The Crown suggested WM stood for Workington Massacre.
Facebook messages between Fletcher and his “only friend” Kyle Dixon were subsequently recovered which showed the defendant trying to persuade Mr Dixon to join him in the murderous attack.
Fletcher told Mr Dixon he had thought about killing others and then taking his own life since the age of 15 and they were “now like Eric and Dylan apart from they shot in a school”.
The court heard Mr Dixon was a young man with “significant problems” who had suffered a brain injury, and that his initial enthusiasm happily petered out.
On Tuesday, Judge Field told Fletcher: “The jury rejected your defence that your exchanges with Mr Dixon were no more than fantasy and the workings of a rather troubled mind.
“This encouragement was real and your malign, hate-filled purpose was real too.”
He said Fletcher took steps to seek out potential supplies of gas canisters in Workington but conceded his level of preparations for a killing spree was “limited”.
Simon Csoka QC, mitigating, said there was a “very real likelihood” that his client had undiagnosed Asperger syndrome.

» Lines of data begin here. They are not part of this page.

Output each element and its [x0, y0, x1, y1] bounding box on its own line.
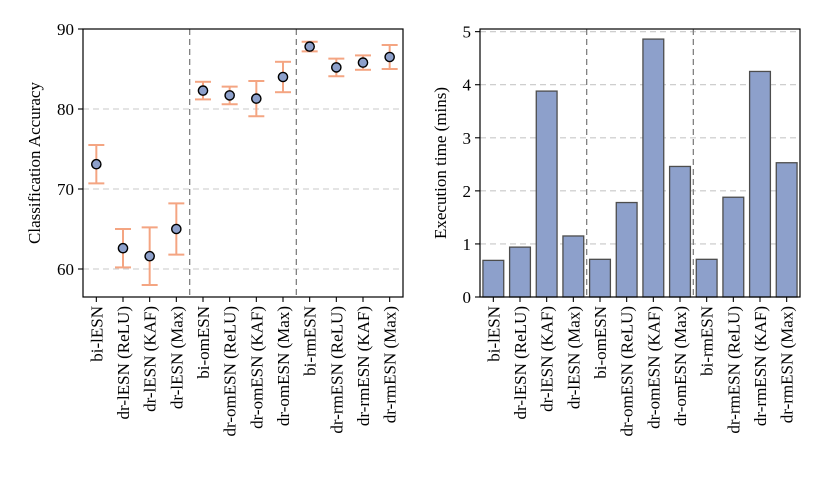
y-tick-label: 80: [57, 100, 74, 119]
accuracy-x-ticks: bi-lESN dr-lESN (ReLU) dr-lESN (KAF) dr-lES…: [87, 297, 400, 436]
y-tick-label: 5: [463, 23, 472, 42]
data-point: [384, 51, 395, 63]
x-tick-label: dr-rmESN (Max): [778, 306, 797, 423]
data-point: [331, 62, 342, 73]
bar: [482, 259, 505, 298]
time-y-ticks: 0 1 2 3 4 5: [463, 23, 480, 307]
x-tick-label: dr-omESN (ReLU): [618, 306, 637, 436]
y-tick-label: 90: [57, 20, 74, 39]
data-point: [144, 250, 155, 262]
x-tick-label: dr-lESN (Max): [564, 306, 583, 409]
x-tick-label: dr-lESN (KAF): [538, 306, 557, 412]
data-point: [117, 242, 129, 254]
x-tick-label: dr-lESN (ReLU): [114, 306, 133, 419]
bar: [562, 235, 585, 298]
accuracy-separators: [189, 29, 297, 297]
time-bars: [482, 38, 798, 298]
data-point: [277, 71, 289, 83]
y-tick-label: 60: [57, 260, 74, 279]
y-tick-label: 2: [463, 182, 472, 201]
y-tick-label: 0: [463, 288, 472, 307]
bar: [668, 165, 692, 298]
x-tick-label: dr-omESN (ReLU): [221, 306, 240, 436]
bar: [508, 246, 532, 298]
x-tick-label: dr-rmESN (ReLU): [327, 306, 346, 434]
data-point: [357, 57, 369, 68]
accuracy-chart: 60 70 80 90 bi-lESN dr-lESN (ReLU) dr-lESN (K…: [25, 20, 404, 436]
y-tick-label: 1: [463, 235, 472, 254]
x-tick-label: bi-omESN: [591, 306, 610, 379]
x-tick-label: bi-rmESN: [698, 306, 717, 376]
accuracy-y-ticks: 60 70 80 90: [57, 20, 83, 279]
accuracy-points: [88, 40, 398, 286]
y-tick-label: 70: [57, 180, 74, 199]
bar: [722, 196, 745, 298]
x-tick-label: dr-lESN (KAF): [141, 306, 160, 412]
data-point: [91, 158, 102, 170]
bar: [588, 258, 612, 298]
y-tick-label: 4: [463, 76, 472, 95]
x-tick-label: dr-rmESN (Max): [381, 306, 400, 423]
x-tick-label: dr-omESN (KAF): [247, 306, 266, 429]
x-tick-label: dr-lESN (Max): [167, 306, 186, 409]
time-y-label: Execution time (mins): [431, 87, 450, 239]
bar: [642, 38, 665, 298]
x-tick-label: dr-rmESN (ReLU): [724, 306, 743, 434]
x-tick-label: bi-omESN: [194, 306, 213, 379]
data-point: [224, 90, 235, 101]
bar: [775, 162, 798, 298]
bar: [615, 201, 638, 298]
x-tick-label: bi-lESN: [87, 306, 106, 362]
time-separators: [586, 29, 694, 297]
y-tick-label: 3: [463, 129, 472, 148]
accuracy-y-label: Classification Accuracy: [25, 82, 44, 244]
x-tick-label: bi-lESN: [484, 306, 503, 362]
execution-time-chart: 0 1 2 3 4 5 bi-lESN dr-lESN (ReLU) dr-lESN (KAF…: [431, 23, 801, 436]
x-tick-label: dr-omESN (Max): [274, 306, 293, 426]
x-tick-label: dr-omESN (KAF): [644, 306, 663, 429]
accuracy-axes-frame: [82, 28, 404, 298]
bar: [748, 70, 772, 298]
data-point: [197, 85, 209, 96]
x-tick-label: dr-rmESN (KAF): [751, 306, 770, 426]
bar: [695, 258, 718, 298]
data-point: [304, 41, 315, 52]
x-tick-label: bi-rmESN: [301, 306, 320, 376]
time-x-ticks: bi-lESN dr-lESN (ReLU) dr-lESN (KAF) dr-lES…: [484, 297, 797, 436]
time-axes-frame: [479, 28, 801, 298]
x-tick-label: dr-omESN (Max): [671, 306, 690, 426]
x-tick-label: dr-rmESN (KAF): [354, 306, 373, 426]
bar: [535, 90, 558, 298]
x-tick-label: dr-lESN (ReLU): [511, 306, 530, 419]
accuracy-gridlines: [83, 28, 403, 270]
data-point: [171, 223, 182, 235]
data-point: [251, 93, 262, 104]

Fletcher had been on the end of acts of public humiliation in the town, which probably had stemmed from the undiagnosed condition and him being perceived at school as “weird”, he said.
He said: “The court is dealing with somebody who barely left his home and, some people may say, was afraid of his own shadow who really didn’t get beyond talk on Facebook Messenger.”
Following sentencing, Lee Ingham, of the Crown Prosecution Service’s counter terrorism division said: “Like the mass murderers he admired, Shane Fletcher wanted to achieve notoriety by committing a killing spree of his own.
“The court found this hate-consumed man to be a danger to the public and it is right he has been sentenced today to a lengthy spell in prison.”